Going solo? Recruiting is a hard business, and if you’re an independent recruiter working from home, it can present some additional challenges. Here are three things to keep in mind when branching out:
1. Solo recruiters need a strong network – from former co-workers to the talent pool, experience in a staffing firm or the industry you plan to recruit in is invaluable. Working on your own you will need a group to bounce ideas off of and consult with. How are you going to stay current with the latest in your industry? Join business groups and groups on LinkedIn, register for additional training, and stay social to keep abreast of trends and new regulations. Talk to other recruiters and firms to hear about their methods, challenges they’ve had, and things they do that work. This is something where the more you put into it, the more you get out of it.
2. Solo recruiters need a plan – working from home allows for flexibility that working for an employer may not have. But you won’t have the same structure or guidelines, so it’s a matter of effective time management and self-control. It’s important to make goals like connecting with a certain number of people per day, and working set hours each day. Make sure you have steady activity when it comes to sourcing, qualifying and submitting candidates. In addition, you won’t have the resources that a full firm has, so it’s good to make connections with other recruiters or a split network, to get orders and get revenue coming in while you build your desk.

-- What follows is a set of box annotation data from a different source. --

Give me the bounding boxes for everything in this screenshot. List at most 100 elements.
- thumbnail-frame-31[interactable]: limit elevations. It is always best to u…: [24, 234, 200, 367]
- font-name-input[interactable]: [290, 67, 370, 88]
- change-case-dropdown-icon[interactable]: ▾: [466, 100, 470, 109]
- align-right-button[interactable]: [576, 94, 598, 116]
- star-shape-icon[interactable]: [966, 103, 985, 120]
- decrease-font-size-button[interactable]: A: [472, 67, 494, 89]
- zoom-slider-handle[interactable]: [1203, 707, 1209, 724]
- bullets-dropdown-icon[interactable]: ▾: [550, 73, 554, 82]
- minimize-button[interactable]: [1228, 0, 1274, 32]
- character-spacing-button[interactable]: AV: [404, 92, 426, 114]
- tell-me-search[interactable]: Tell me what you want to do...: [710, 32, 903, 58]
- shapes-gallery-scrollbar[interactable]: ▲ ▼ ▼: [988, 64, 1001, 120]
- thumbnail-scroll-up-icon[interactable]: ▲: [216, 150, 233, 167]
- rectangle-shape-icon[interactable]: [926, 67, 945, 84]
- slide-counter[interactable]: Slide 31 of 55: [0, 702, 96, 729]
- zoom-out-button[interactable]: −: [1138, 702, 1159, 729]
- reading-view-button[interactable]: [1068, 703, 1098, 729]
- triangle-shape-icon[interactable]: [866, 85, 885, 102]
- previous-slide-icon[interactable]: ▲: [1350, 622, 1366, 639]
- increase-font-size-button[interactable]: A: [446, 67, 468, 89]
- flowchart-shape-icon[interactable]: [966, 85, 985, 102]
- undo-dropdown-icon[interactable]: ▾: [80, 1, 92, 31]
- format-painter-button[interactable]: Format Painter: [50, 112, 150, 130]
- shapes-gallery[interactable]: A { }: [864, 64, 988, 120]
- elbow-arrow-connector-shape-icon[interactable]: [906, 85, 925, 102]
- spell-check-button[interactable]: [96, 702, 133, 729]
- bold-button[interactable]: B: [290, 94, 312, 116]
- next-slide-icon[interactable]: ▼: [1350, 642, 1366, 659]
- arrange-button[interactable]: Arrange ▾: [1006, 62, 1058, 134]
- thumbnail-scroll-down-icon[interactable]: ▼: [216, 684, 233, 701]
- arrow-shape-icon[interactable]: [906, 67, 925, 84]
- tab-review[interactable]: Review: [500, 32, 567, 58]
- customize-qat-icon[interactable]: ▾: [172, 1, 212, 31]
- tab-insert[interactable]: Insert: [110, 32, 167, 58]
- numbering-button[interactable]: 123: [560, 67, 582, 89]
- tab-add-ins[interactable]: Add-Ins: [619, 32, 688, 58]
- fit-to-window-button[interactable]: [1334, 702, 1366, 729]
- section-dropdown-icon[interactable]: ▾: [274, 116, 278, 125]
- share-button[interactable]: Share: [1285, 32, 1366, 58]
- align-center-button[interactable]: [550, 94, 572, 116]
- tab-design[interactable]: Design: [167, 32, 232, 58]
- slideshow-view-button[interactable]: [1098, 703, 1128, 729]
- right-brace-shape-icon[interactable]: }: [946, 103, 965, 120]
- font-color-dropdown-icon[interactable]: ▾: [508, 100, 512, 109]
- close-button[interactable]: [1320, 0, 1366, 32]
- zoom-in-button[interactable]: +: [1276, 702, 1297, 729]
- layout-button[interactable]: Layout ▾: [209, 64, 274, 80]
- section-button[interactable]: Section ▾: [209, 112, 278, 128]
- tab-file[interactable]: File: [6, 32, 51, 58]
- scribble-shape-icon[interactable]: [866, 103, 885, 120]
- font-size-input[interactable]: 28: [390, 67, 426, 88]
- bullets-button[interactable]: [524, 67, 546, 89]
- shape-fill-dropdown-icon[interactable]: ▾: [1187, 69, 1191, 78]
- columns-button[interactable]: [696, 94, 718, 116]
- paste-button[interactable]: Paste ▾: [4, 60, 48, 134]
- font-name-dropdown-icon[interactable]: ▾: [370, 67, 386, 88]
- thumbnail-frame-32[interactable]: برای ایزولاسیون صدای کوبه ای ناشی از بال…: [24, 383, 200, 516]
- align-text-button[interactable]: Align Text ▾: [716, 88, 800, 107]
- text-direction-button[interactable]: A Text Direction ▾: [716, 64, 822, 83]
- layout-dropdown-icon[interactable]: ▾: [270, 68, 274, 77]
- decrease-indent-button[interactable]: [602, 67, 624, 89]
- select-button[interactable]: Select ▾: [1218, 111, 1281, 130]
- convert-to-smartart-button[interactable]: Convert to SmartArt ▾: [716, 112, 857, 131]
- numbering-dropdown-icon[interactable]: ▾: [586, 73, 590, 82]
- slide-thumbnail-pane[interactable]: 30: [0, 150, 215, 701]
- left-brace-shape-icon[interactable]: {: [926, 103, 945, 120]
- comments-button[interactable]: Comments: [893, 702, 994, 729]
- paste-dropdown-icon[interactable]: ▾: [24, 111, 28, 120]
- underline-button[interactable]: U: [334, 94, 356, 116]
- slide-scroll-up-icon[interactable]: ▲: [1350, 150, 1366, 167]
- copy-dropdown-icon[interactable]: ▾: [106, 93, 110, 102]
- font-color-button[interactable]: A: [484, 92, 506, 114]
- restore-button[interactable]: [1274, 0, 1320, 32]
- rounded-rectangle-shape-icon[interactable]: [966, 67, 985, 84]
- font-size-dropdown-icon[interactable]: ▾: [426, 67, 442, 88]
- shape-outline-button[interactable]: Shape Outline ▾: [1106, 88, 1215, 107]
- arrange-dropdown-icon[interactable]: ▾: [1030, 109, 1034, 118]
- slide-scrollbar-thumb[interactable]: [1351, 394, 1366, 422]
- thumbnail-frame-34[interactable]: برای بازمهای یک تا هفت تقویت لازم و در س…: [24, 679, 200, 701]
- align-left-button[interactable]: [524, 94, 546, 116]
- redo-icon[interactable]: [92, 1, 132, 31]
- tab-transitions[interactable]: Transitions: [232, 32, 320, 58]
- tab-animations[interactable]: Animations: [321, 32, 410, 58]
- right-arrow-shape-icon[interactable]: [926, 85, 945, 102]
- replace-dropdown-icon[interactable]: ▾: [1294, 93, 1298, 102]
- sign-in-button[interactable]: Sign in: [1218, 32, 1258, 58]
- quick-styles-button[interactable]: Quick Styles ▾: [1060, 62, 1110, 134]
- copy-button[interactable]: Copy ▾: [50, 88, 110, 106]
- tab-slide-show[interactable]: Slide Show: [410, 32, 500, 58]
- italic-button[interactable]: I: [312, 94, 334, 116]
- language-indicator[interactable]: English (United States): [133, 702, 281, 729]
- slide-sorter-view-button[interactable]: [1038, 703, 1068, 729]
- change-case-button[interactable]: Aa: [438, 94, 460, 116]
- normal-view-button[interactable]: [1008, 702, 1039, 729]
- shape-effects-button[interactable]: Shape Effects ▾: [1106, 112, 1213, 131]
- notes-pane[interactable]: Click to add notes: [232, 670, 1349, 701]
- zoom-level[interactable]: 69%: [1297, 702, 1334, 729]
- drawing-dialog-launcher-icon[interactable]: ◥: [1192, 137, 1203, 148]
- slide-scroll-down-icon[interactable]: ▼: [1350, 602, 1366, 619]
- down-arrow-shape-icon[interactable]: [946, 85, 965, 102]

3. Solo recruiters need to get out – email, phone calls, and Skype are great, but there’s nothing that replaces sitting down with someone face-to-face.
Once a week, Marcus Ronaldi of Marcus Ronaldi Recruiting goes into and works out of another NPAworldwide firm’s office in San Francisco. “Doing that allows me to get a better sense of the things he’s working on,” Marcus said. “There’s a criteria of submitting a candidate, vs when you’re doing calibration, like ‘does this work?’”
Another NPAworldwide member, Jim Lyons of LH International, visited another members’ office that he saw while driving through CT. He’s worked out of their office, and it’s led to several splits and a lot of money.
“If there are people in your area that have an office, find out if they have an open desk,” Marcus said. “If you have an open desk in your space, invite someone over. It’s good to meet face to face and get a sense of what people are working on.”
Are you a solo recruiter? What works for you? What challenges did you encounter first starting out?